We will calculate only the first forecast (h=1) for look at the confidence intervals. We will use the optimal SES method.
pbSESOpt <- ses(pb, initial="optimal", h=1)
summary(pbSESOpt)
##
## Forecast method: Simple exponential smoothing
##
## Model Information:
## Simple exponential smoothing
##
## Call:
## ses(y = pb, h = 1, initial = "optimal")
##
## Smoothing parameters:
## alpha = 0.1685
##
## Initial states:
## l = 170.8257
##
## sigma: 33.6377
##
## AIC AICc BIC
## 318.9747 319.8978 323.1783
##
## Error measures:
## ME RMSE MAE MPE MAPE MASE
## Training set 7.176212 33.63769 27.8431 0.4737524 15.57782 0.7021303
## ACF1
## Training set -0.2117579
##
## Forecasts:
## Point Forecast Lo 80 Hi 80 Lo 95 Hi 95
## 31 207.1098 164.0013 250.2182 141.1811 273.0384
pbHolt <- holt(pb, initial="simple", h=1)
summary(pbHolt)
##
## Forecast method: Holt's method
##
## Model Information:
## Holt's method
##
## Call:
## holt(y = pb, h = 1, initial = "simple")
##
## Smoothing parameters:
## alpha = 0.2984
## beta = 0.4984
##
## Initial states:
## l = 199
## b = -27
##
## sigma: 39.5463
## Error measures:
## ME RMSE MAE MPE MAPE MASE
## Training set 7.769844 39.54634 33.5377 1.633306 18.19621 0.8457332
## ACF1
## Training set -0.1088681
##
## Forecasts:
## Point Forecast Lo 80 Hi 80 Lo 95 Hi 95
## 31 222.0201 171.3394 272.7007 144.5107 299.5295
For SES, the range is 141 to 273 compared to the holt method of 144 to 299.

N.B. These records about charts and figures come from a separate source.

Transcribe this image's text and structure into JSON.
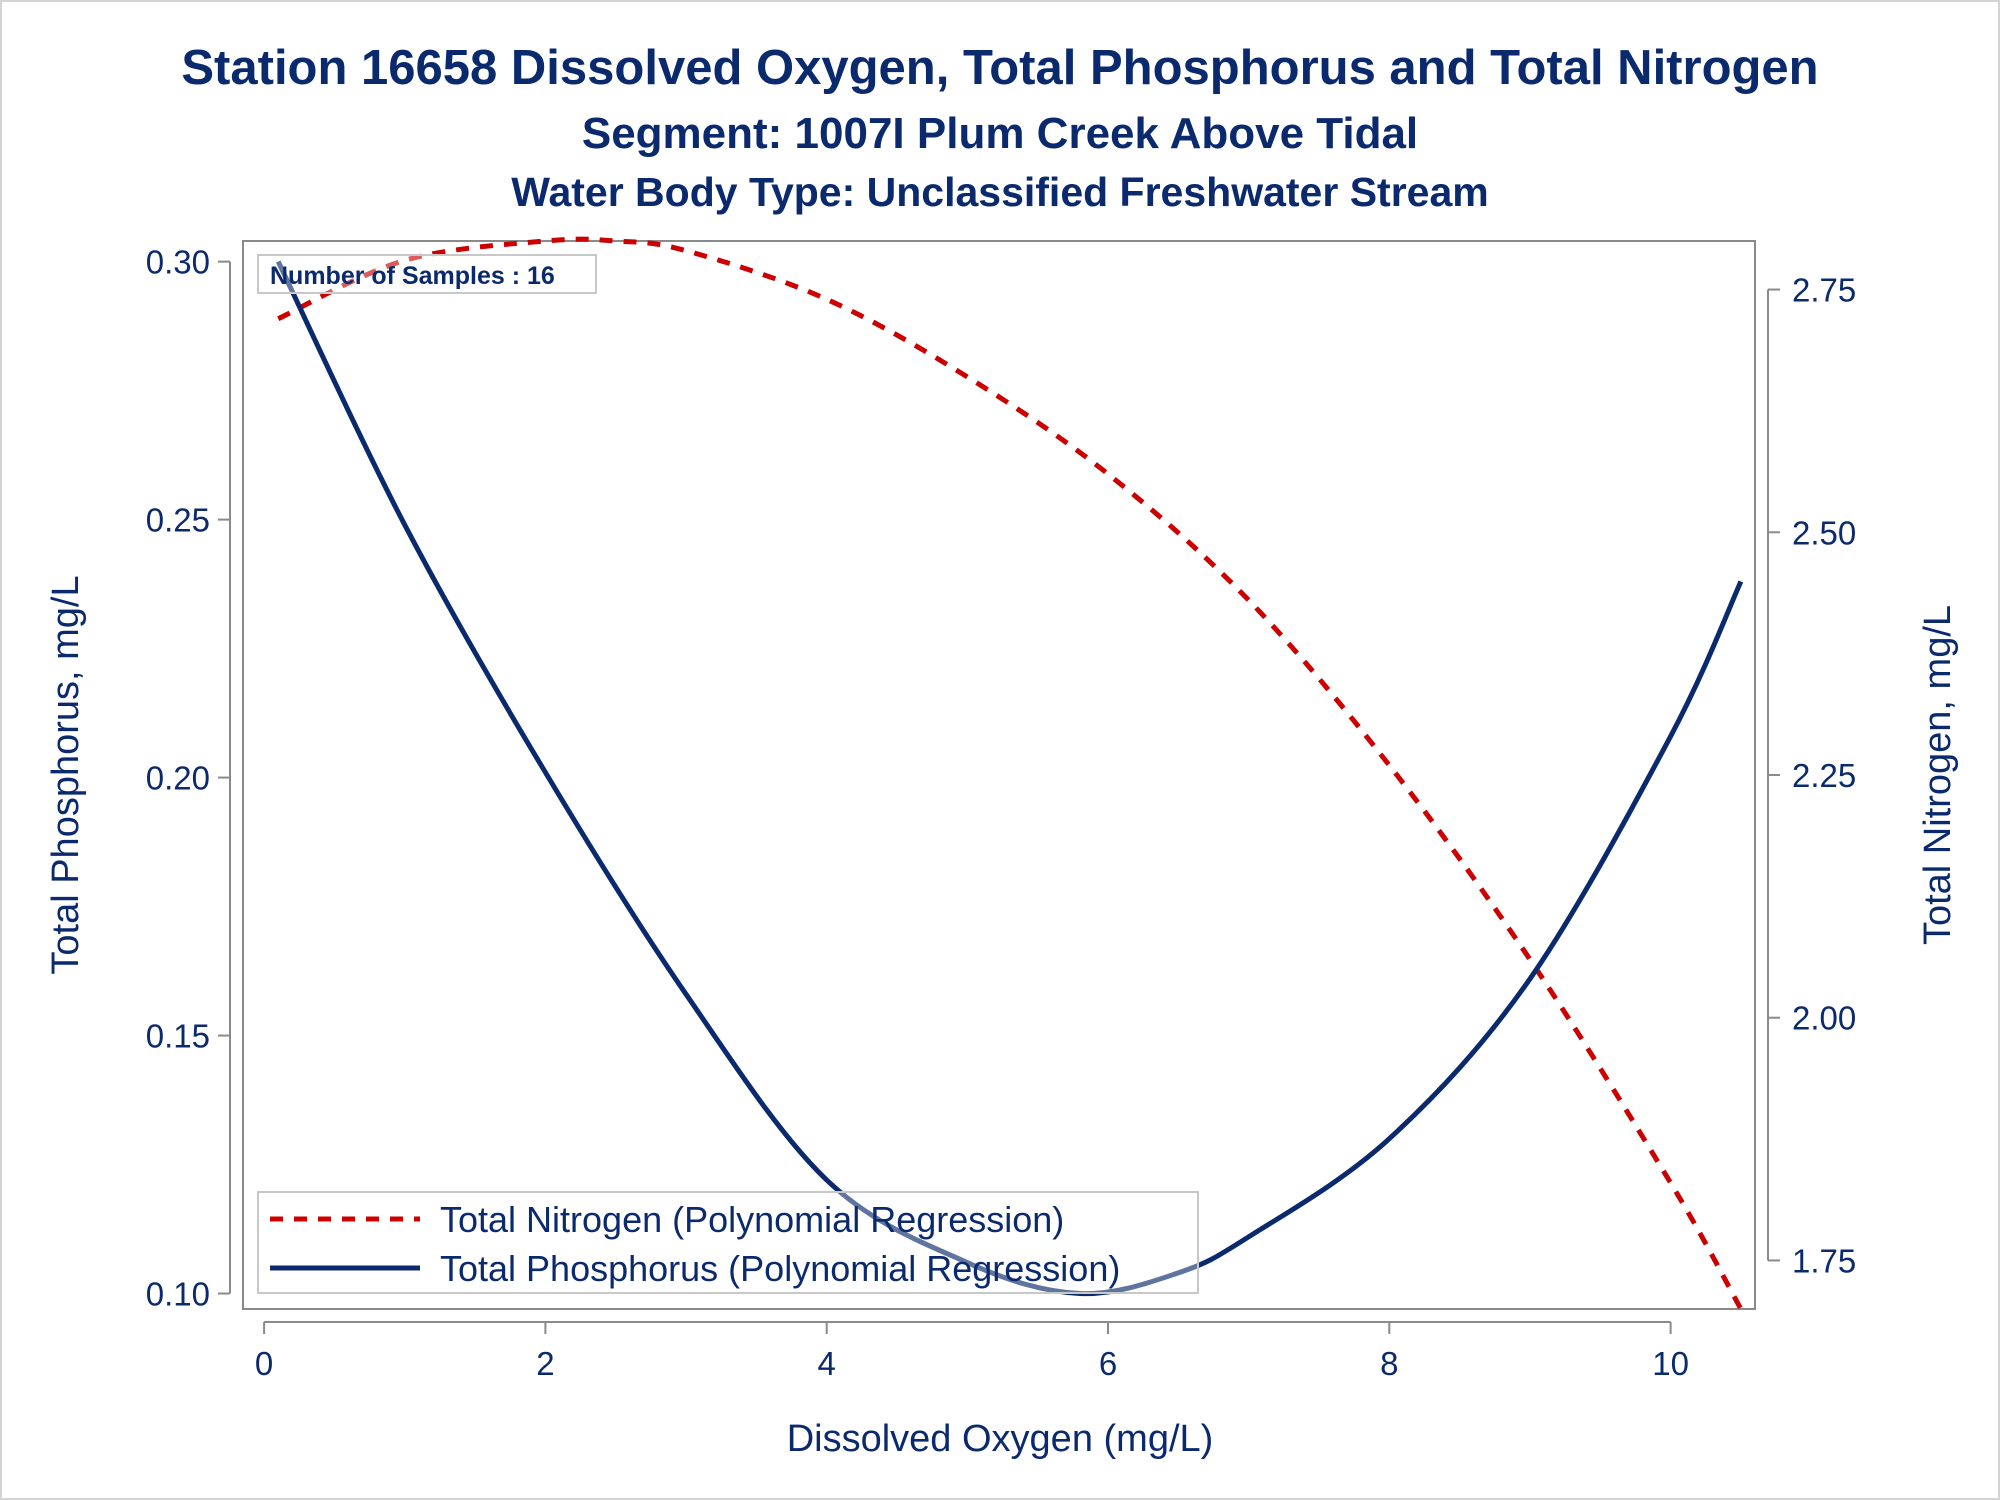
{
  "titles": {
    "line1": "Station 16658  Dissolved Oxygen, Total Phosphorus and Total Nitrogen",
    "line2": "Segment: 1007I  Plum Creek Above Tidal",
    "line3": "Water Body Type: Unclassified Freshwater Stream"
  },
  "inset_label": "Number of Samples : 16",
  "colors": {
    "text": "#0b2a6e",
    "phosphorus": "#0b2a6e",
    "nitrogen": "#cc0000",
    "axis": "#8a8a8a"
  },
  "chart_data": {
    "type": "line",
    "xlabel": "Dissolved Oxygen (mg/L)",
    "ylabel_left": "Total Phosphorus, mg/L",
    "ylabel_right": "Total Nitrogen, mg/L",
    "xlim": [
      -0.15,
      10.6
    ],
    "ylim_left": [
      0.097,
      0.304
    ],
    "ylim_right": [
      1.7,
      2.8
    ],
    "x_ticks": [
      0,
      2,
      4,
      6,
      8,
      10
    ],
    "y_ticks_left": [
      "0.10",
      "0.15",
      "0.20",
      "0.25",
      "0.30"
    ],
    "y_ticks_right": [
      "1.75",
      "2.00",
      "2.25",
      "2.50",
      "2.75"
    ],
    "grid": false,
    "legend_position": "bottom-left",
    "series": [
      {
        "name": "Total Nitrogen (Polynomial Regression)",
        "axis": "right",
        "style": "dashed",
        "x": [
          0.1,
          1.0,
          2.0,
          2.5,
          3.0,
          4.0,
          5.0,
          6.0,
          7.0,
          8.0,
          9.0,
          10.0,
          10.5
        ],
        "y": [
          2.72,
          2.78,
          2.8,
          2.8,
          2.79,
          2.74,
          2.66,
          2.56,
          2.43,
          2.26,
          2.06,
          1.83,
          1.7
        ]
      },
      {
        "name": "Total Phosphorus (Polynomial Regression)",
        "axis": "left",
        "style": "solid",
        "x": [
          0.1,
          1.0,
          2.0,
          3.0,
          4.0,
          5.0,
          5.8,
          6.5,
          7.0,
          8.0,
          9.0,
          10.0,
          10.5
        ],
        "y": [
          0.3,
          0.249,
          0.201,
          0.158,
          0.122,
          0.106,
          0.1,
          0.104,
          0.111,
          0.13,
          0.161,
          0.208,
          0.238
        ]
      }
    ]
  }
}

hcSESOpt <- ses(hc, initial="optimal", h=1)
summary(hcSESOpt)
##
## Forecast method: Simple exponential smoothing
##
## Model Information:
## Simple exponential smoothing
##
## Call:
## ses(y = hc, h = 1, initial = "optimal")
##
## Smoothing parameters:
## alpha = 0.3283
##
## Initial states:
## l = 149.2836
##
## sigma: 31.931
##
## AIC AICc BIC
## 315.8506 316.7737 320.0542
##
## Error measures:
## ME RMSE MAE MPE MAPE MASE
## Training set 9.166918 31.93101 26.7731 2.636328 13.39479 0.7987858
## ACF1
## Training set -0.1417817
##
## Forecasts:
## Point Forecast Lo 80 Hi 80 Lo 95 Hi 95
## 31 239.5602 198.639 280.4815 176.9766 302.1439
hcHolt <- holt(hc, initial="simple", h=1)
summary(hcHolt)
##
## Forecast method: Holt's method
##
## Model Information:
## Holt's method
##
## Call:
## holt(y = hc, h = 1, initial = "simple")
##
## Smoothing parameters:
## alpha = 0.439
## beta = 0.1574
##
## Initial states:
## l = 139
## b = -11
##
## sigma: 35.0438
## Error measures:
## ME RMSE MAE MPE MAPE MASE
## Training set 7.193267 35.04383 27.99174 2.423793 14.18241 0.8351445
## ACF1
## Training set -0.07743714
##
## Forecasts:
## Point Forecast Lo 80 Hi 80 Lo 95 Hi 95
## 31 250.7889 205.8784 295.6993 182.1042 319.4735
Here we see the SES method gives a range of 176 to 302 for hardcovers and the holts method 182 to 319.